Kennedy, who had written down details of the woman’s labor — information that contradicted The Baby Place’s records — tried to give paramedics the woman’s medical records, the board found. “Coleen Goodwin grabbed the records out of Kennedy’s hand and left the room,” the board said.
Goodwin later told Kennedy to “destroy her notes,” the board said. A year after the summer 2010 incident, Goodwin asked Kennedy to “redo” the woman’s labor charts, the board said. Kennedy refused.
Goodwin inserted a one-page addendum into the charts, and all of her comments in that addition “portray (the patient) in a negative light,” the board said.
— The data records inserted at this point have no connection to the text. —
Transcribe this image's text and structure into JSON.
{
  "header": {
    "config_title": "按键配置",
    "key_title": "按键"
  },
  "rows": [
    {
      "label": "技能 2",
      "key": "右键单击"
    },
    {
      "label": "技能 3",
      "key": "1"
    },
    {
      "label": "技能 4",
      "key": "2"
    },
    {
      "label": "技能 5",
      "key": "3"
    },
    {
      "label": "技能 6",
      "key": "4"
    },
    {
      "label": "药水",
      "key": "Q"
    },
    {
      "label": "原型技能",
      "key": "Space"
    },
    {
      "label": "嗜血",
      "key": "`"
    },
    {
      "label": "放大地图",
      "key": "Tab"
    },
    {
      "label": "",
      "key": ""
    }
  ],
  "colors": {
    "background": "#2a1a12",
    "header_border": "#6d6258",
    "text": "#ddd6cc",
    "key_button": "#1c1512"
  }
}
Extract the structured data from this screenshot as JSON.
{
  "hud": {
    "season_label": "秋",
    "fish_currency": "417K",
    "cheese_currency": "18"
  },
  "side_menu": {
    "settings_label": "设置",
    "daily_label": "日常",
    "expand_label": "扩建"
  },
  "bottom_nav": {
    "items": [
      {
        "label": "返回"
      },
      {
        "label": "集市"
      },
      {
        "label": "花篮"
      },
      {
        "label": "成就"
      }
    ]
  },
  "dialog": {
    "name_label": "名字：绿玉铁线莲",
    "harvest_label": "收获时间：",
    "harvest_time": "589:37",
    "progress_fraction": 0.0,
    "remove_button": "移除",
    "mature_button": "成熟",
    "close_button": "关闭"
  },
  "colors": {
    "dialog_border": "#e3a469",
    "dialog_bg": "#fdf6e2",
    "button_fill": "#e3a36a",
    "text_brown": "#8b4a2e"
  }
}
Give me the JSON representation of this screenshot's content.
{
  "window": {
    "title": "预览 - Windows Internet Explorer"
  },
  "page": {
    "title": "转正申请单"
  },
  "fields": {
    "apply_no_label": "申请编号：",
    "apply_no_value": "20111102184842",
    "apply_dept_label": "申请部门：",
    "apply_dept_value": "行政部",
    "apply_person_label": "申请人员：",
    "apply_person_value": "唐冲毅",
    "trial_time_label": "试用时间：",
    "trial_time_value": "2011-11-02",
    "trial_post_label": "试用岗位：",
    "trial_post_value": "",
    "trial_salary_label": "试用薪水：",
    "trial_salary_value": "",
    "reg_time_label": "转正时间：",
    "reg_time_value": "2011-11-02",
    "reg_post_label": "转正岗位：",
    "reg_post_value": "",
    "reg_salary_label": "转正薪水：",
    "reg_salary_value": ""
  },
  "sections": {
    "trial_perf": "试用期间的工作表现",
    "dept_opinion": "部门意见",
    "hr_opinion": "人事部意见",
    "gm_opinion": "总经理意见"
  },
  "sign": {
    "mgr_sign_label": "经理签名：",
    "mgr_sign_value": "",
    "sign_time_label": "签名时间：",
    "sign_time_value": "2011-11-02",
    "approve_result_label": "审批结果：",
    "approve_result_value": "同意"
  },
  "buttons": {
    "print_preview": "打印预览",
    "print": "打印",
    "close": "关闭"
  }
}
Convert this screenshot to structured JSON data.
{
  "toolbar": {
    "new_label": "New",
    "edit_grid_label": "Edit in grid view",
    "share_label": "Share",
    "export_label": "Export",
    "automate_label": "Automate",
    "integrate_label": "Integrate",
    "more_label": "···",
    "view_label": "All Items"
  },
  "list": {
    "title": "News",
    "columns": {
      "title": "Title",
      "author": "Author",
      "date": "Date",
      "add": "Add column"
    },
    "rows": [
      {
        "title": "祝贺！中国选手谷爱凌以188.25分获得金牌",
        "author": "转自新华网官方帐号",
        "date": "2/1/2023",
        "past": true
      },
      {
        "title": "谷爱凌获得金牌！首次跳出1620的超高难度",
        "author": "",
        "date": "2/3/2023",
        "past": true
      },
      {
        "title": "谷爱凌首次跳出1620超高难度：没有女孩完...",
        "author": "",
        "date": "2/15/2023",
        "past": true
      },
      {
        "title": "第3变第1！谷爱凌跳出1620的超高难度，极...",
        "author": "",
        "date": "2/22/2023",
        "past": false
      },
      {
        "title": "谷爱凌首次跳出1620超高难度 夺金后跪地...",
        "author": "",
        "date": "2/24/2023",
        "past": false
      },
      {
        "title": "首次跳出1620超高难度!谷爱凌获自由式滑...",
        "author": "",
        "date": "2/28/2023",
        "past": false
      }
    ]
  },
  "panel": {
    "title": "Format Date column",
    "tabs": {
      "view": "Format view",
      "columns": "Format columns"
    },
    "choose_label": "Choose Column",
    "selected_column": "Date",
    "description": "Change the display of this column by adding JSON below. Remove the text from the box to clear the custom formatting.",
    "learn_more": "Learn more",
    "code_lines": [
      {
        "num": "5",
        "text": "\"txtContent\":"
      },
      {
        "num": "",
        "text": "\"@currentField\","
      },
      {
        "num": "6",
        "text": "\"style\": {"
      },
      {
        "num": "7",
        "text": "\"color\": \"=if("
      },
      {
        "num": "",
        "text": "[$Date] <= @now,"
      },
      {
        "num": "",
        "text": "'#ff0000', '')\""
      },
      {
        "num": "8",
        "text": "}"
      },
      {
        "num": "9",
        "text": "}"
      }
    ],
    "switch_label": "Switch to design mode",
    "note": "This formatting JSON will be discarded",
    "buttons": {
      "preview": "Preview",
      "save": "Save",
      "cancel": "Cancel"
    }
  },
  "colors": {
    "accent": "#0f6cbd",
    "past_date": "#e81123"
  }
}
Goodwin told investigators that the patient was uncooperative, “extremely demanding” and kept midwives from monitoring the baby adequately.
An investigation into a birth at the center last August turned up evidence that the midwives weren’t truthful about the seriousness of some medical problems.
In that case, a patient had greenish vaginal discharge and labored for about 48 hours. Jerusha Goodwin told the woman, “If we have to transport (you to the hospital), tell the paramedics that labor started at 3 p.m.,” the board said. The woman’s water actually broke at 1:30 a.m., and she had started pushing about 10 a.m.
That baby was delivered “limp, unresponsive and pale,” with a low heart rate.
When paramedics arrived, they noticed that the baby was placed on a table in a way that blocked his airway. Jerusha Goodwin was trying to breathe air into the baby but wasn’t doing it properly, the paramedics said.
A doctor at the hospital where the baby was taken “opined that Jerusha Goodwin did not accurately report” the baby’s condition.
She faxed medical records to the hospital at 4:32 p.m. on Aug. 12 — about an hour after the baby died.
SETTLEMENT AND POLICE INVESTIGATION
The Goodwins agreed to a $5 million settlement in April with a couple who sued after their baby suffered brain damage. But payment was in doubt because the Goodwins did not carry malpractice insurance.
Meridian police said in July that they forwarded their criminal investigation into one baby’s death to Ada County prosecutors.
A message left by the Statesman at The Baby Place — recently renamed New Beginnings Baby Place — during office hours Wednesday was not returned.
Both Goodwins can appeal the Board of Midwifery’s ban in District Court.